Fast-scan cyclic voltammetry was used to simultaneously measure increases in dopamine concentration and decreases in O2 concentration evoked by brief electrical stimulation (two pulses at 10 Hz) in slices of rat caudate nucleus. Dopamine concentration began increasing immediately after the first pulse and reached a maximum within 200 ms of stimulation. The O2 concentration began to decrease 300-700 ms after onset of stimulus. Responses for both dopamine and O2 were dependent on external Ca2+ and were Cd2+ and tetrodotoxin sensitive. Only the O2 response was sensitive to CN- (0.15 mM). At short times after exposure to 50 microM ouabain, electrically stimulated dopamine overflow was increased by 150% and electrically stimulated changes in O2 concentration were unaffected. Maximum dopamine concentration was increased 28% by sulpiride (2 microM), 78% by L-DOPA (60 microM), 105% by nomifensine (10 microM) and unaffected by nialamide (10 microM). Maximum decrease in O2 concentration was increased by 25% by sulpiride and unaffected by nialamide, L-DOPA, or nomifensine. The decreases in O2 concentration are indicative of increased O2 consumption and are a measure of oxidative energy production evoked by electrical stimulation. The increase in dopamine is due to the release of dopamine balanced by uptake and serves as an indication of neurotransmitter activity. The results indicate that increases in oxidative energy production following electrical stimulation are dependent on external Ca2+ entry through Cd(2+)-sensitive channels. Possible mechanisms for this coupling are discussed.

Regulation of transient dopamine concentration gradients in the microenvironment surrounding nerve terminals in the rat striatum.
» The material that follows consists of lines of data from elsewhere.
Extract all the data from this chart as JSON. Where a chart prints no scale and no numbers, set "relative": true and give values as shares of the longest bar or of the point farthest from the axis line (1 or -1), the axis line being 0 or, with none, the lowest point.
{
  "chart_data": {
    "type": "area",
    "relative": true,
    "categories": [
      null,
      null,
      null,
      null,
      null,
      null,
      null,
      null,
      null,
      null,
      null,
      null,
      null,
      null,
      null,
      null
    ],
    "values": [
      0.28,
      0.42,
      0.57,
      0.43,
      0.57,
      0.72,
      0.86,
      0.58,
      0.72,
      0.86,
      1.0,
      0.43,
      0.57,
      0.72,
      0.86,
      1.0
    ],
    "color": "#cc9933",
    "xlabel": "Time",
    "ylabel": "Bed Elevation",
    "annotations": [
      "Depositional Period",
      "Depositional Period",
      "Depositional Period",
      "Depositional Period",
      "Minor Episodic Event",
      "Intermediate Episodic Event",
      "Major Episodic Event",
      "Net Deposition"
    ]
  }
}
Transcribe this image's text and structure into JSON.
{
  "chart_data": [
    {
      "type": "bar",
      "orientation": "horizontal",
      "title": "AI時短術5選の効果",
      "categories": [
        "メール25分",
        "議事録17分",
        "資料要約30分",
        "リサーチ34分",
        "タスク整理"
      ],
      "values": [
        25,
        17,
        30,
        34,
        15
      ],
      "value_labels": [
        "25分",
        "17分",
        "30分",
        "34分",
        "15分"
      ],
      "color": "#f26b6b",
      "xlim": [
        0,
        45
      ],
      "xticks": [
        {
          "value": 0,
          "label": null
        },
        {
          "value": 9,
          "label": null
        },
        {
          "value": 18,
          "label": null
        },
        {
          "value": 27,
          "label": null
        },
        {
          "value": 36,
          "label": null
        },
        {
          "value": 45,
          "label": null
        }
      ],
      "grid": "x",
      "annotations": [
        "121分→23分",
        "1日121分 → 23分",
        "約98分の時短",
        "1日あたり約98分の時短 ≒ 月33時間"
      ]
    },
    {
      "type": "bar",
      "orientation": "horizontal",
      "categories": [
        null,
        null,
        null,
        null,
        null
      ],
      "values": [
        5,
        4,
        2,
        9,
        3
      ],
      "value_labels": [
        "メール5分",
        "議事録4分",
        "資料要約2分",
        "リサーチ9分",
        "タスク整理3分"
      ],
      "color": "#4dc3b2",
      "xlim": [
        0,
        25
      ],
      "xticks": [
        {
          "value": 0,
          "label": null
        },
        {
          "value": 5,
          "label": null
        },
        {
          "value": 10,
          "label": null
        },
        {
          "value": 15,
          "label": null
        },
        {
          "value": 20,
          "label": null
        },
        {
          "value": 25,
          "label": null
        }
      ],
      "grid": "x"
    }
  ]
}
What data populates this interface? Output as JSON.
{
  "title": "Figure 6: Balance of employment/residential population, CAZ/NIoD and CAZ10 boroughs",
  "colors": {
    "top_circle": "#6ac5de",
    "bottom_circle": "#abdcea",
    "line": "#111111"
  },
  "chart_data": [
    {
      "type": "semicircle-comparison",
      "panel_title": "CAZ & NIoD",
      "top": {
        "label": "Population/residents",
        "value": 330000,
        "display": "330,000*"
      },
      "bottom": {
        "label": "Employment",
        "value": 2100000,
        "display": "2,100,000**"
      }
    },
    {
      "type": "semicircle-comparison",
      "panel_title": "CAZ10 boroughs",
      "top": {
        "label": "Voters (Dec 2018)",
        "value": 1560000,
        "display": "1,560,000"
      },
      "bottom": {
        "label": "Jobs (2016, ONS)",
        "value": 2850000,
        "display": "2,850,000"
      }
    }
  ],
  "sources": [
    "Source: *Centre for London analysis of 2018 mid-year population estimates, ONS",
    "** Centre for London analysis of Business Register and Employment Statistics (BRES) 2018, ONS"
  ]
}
Synaptic overflow of dopamine in the striatum has been investigated during electrical stimulation of the medial forebrain bundle in anesthetized rats. Dopamine has been detected with Nafion-coated, carbon-fiber electrodes used with fast-scan voltammetry. In accordance with previous results, dopamine synaptic overflow is a function of the stimulation frequency and the anatomical position of the carbon-fiber electrode. In some positions the concentration of dopamine is found to respond instantaneously to the stimulus when the time-delay for diffusion through the Nafion film is accounted for. In these locations the measured rates of change of dopamine are sufficiently rapid such that extracellular diffusion is not apparent. The rate of dopamine overflow can be described by a model in which each stimulus pulse causes instantaneous release, and cellular uptake decreases the concentration between stimulus pulses. Uptake is found to be described by a constant set of Michaelis-Menten kinetics at each location for concentrations of dopamine from 100 nM to 15 microM. The concentration of dopamine released per stimulus pulse is found to be greatest at low frequency (< or = 10 Hz) with stimulus trains, and with single-pulse stimulations in nomifensine-treated animals. The frequency dependence of release is not an effect of dopamine receptor activation; haloperidol (2.5 mg/kg) causes a uniform increase in release at all frequencies. The absence of diffusional effects in the measurement locations means that the constants determined with the electrode are those operant inside intact striatal tissue during stimulated overflow. These values are then extrapolated to the case where a single neuron fires alone. The extrapolation shows that while the transient concentration of dopamine may be high (200 nM) at the interface of the synapse and the extrasynaptic region, it is normally very low (< 6 nM) in the bulk of extracellular fluid.